After striking out Michael Saunders to begin the game, Chavez surrendered back-to-back singles to James Jones and Robinson Cano. Were it not for a very Josh Reddick-esque leaping catch by Craig Gentry to take extra bases away from Corey Hart, it would have certainly been back-to-back-to-back hits and a run scored. Nonetheless, there were two outs and Chavez looked like he may escape the inning.
The first pitch to Justin Smoak following Gentry’s Gold Glove auditioning catch wound up at the backstop though and the run that had been saved a mere moments earlier was gifted back to Seattle for an early 1-0 lead. Smoak pounded the next pitch for an RBI double to plate Cano and give the M’s a 2-0 lead. Kyle Seager followed Smoak’s double with a walk to put runners on first and second and Dustin Ackley followed with a RBI single of his own to bring home Smoak and put a cap on the Mariners’ three-run inning (Mike Zunino stopped the bleeding by mercifully grounding out to Nick Punto at second).
The second inning went better for Chavez. He got Brad Miller and Saunders to ground out to Punto at second for the first and second outs of the inning, and Jones to ground out to Lowry at shortstop for a quick 1-2-3 inning.
Following a walk of Gentry and a single by Brandon Moss, Seattle Mariners rookie Roenis Elias returned the wild pitch favor by Chavez in the first with one of his own in the second, allowing Gentry to move up to third and Moss to move into scoring position at second base. Punto promptly tied the game with a two-RBI single up the middle. He moved into scoring position thanks to an offline throw home by Jones in centerfield. Crisp, who led off the A’s half of the first inning with a single, was unable to bring Punto home in his second at bat, grounding out to end the threat with Oakland having cut the lead to 3-2.
Cano proved to be a thorn in Chavez’s side Tuesday night with his second hit of the night coming in just the third inning. He was able to advance to second base after tagging up on Hart’s fly out to Crisp in center field. Crisp tried to throw Cano out at second, but Punto interfered with the cutoff throw and dropped it in the outfield to eliminate any chance, however small it may have been, of Crisp doubling up Cano. With Smoak batting and just one out, Moss made a terrific play at first to rob the Mariners’ first baseman of a hit and record the second out of the inning. Chavez worked out of the threat this time, getting Seager to fly out to Cespedes and strand Cano at third base.

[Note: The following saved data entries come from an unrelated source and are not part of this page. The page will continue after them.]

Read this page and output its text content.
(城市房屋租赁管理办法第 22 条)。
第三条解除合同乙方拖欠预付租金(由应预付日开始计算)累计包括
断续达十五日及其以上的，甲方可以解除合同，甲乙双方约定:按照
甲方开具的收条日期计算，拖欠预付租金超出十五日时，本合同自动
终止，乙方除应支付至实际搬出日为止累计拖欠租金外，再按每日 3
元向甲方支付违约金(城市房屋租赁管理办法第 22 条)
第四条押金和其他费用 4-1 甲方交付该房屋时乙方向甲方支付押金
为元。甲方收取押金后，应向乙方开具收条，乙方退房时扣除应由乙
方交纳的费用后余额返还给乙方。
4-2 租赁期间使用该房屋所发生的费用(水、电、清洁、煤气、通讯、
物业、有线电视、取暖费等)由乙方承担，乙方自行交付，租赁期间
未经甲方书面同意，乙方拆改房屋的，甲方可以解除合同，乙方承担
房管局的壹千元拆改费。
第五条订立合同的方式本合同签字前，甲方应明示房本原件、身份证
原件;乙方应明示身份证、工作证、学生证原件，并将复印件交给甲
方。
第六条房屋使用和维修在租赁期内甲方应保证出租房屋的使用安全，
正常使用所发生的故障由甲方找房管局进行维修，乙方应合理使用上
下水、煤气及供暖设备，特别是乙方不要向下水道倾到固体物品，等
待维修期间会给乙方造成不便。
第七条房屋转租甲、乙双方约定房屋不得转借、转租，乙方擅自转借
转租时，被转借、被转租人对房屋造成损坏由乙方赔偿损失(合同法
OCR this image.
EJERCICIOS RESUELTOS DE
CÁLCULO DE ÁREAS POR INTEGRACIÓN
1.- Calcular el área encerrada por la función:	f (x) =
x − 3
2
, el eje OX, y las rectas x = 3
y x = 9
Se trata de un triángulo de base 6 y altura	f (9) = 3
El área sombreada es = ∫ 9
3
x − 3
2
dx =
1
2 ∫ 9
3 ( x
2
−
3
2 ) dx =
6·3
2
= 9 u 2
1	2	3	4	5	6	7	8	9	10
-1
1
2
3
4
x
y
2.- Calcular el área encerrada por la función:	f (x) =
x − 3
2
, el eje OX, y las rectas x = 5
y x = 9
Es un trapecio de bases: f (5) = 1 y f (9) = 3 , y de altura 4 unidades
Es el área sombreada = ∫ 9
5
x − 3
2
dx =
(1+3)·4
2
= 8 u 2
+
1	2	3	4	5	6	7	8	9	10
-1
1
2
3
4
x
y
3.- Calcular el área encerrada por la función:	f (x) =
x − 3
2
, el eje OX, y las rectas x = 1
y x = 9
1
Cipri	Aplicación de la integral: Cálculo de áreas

Chavez rivaled Gentry’s leaping catch with his own bid for the defensive play of the game in the fourth inning with a quick snag that not only saved a run, but saved himself from being the latest pitcher to be hit in the head by a comebacker. Saunders hit a sharp line drive right back at Chavez with Ackley running from second and two outs. In what was I am sure just a reactionary defensive move, Chavez was able to get his glove on the ball and keep it in the webbing. It’s far less important that Chavez was able to make the out than to avoid the injury, but his quick reactions and glove work spared him both and ended the inning.
“It was all reflexes,” said Chavez. “I just put my glove up, and… I’m standing here.”
Seattle tacked on another run in the sixth inning on Zunino’s sacrifice fly to right field to score Seager. With a runner on second and two outs, manager Bob Melvin pulled Chavez in favor for Sean Doolittle, who retired Brad Miller for the third out and stranded the runner.
Doolittle returned to work the seventh inning and retired all three batters on strikeouts, giving four strikeouts for the night, on four batters faced. Luke Gregerson worked a scoreless eighth inning, though he did allow a two-out double to Seager and then intentionally walked Ackley before getting Zunino to ground into a force out at third to retire Seager.
The final line for Jesse Chavez was 5.2 innings pitched, four earned runs on seven hits, two walks and three strike outs. It certainly was not the type of outing the A’s had become accustomed to receiving from Chavez in the first month of the season, but considering the start to the game, he gave Oakland quality innings in a game in which sparing the bullpen was key with the doubleheader looming Wednesday.
Yoenis Cespedes again cut the lead to just a single run with his solo home run in the sixth inning, his fifth of the season, to make it a 4-3 game. That would be all the offense the A’s could muster on the night though and their comeback would fall short.
Roenis Elias wound up finishing his night with 6.1 innings pitched, allowing three runs on five hits and three walks. He struck out five Athletics’ batters en route to his third victory of the season for the Mariners.
Jim Johnson, who had looked much better since his early April struggles, regressed considerably in the ninth inning. In 2/3 of an inning, Johnson started the ninth inning with the A’s still in the game 4-3 and needed to hold the Mariners scoreless to give Oakland a chance at the walk-off, or at least tie the game and head into extra innings.
He began by walking Brad Miller. Michael Saunders attempted to sacrifice Miller over to second, though an errant throw by Johnson allowed Miller to go all the way to third and Saunders to move to second base. Following a strikeout of James Jones, Johnson intentionally walked Cano to load the bases with just one out. Corey Hart grounded into a force out to Jed Lowrie, but Miller scored from third to push the score to 5-4. Smoak followed with a single to Crisp in center field that Saunders and Connor Gillespie who was pinch running for Hart to push the score to 7-4. Kyle Seager put the final touches on Johnson’s night with his double left field to score Smoak for the 8-4 final.
Dan Otero came in to mop up Johnson’s mess and retired the only batter he faced, Ackley, on three pitches, getting a groundout to second base.
The A’s offense was a combined 1-for-8 with runners in scoring position and left nine runners on base in the loss as Oakland dropped to 19-14 on the season and the Mariners improved to 16-15 to edge above .500.
The A’s and Mariners play a double-header Wednesday to make up for the cancelled game on April 4 in the rainless rainout due to poor field conditions. It will be Dan Straily against Felix Hernandez in the first game and likely Drew Pomeranz against Erasmo Ramirez in the second game, though Pomeranz has not officially been named the starter yet.
The A’s will recall Arnold Leon as the 26th man for the second game, as MLB rules allow in double header situations.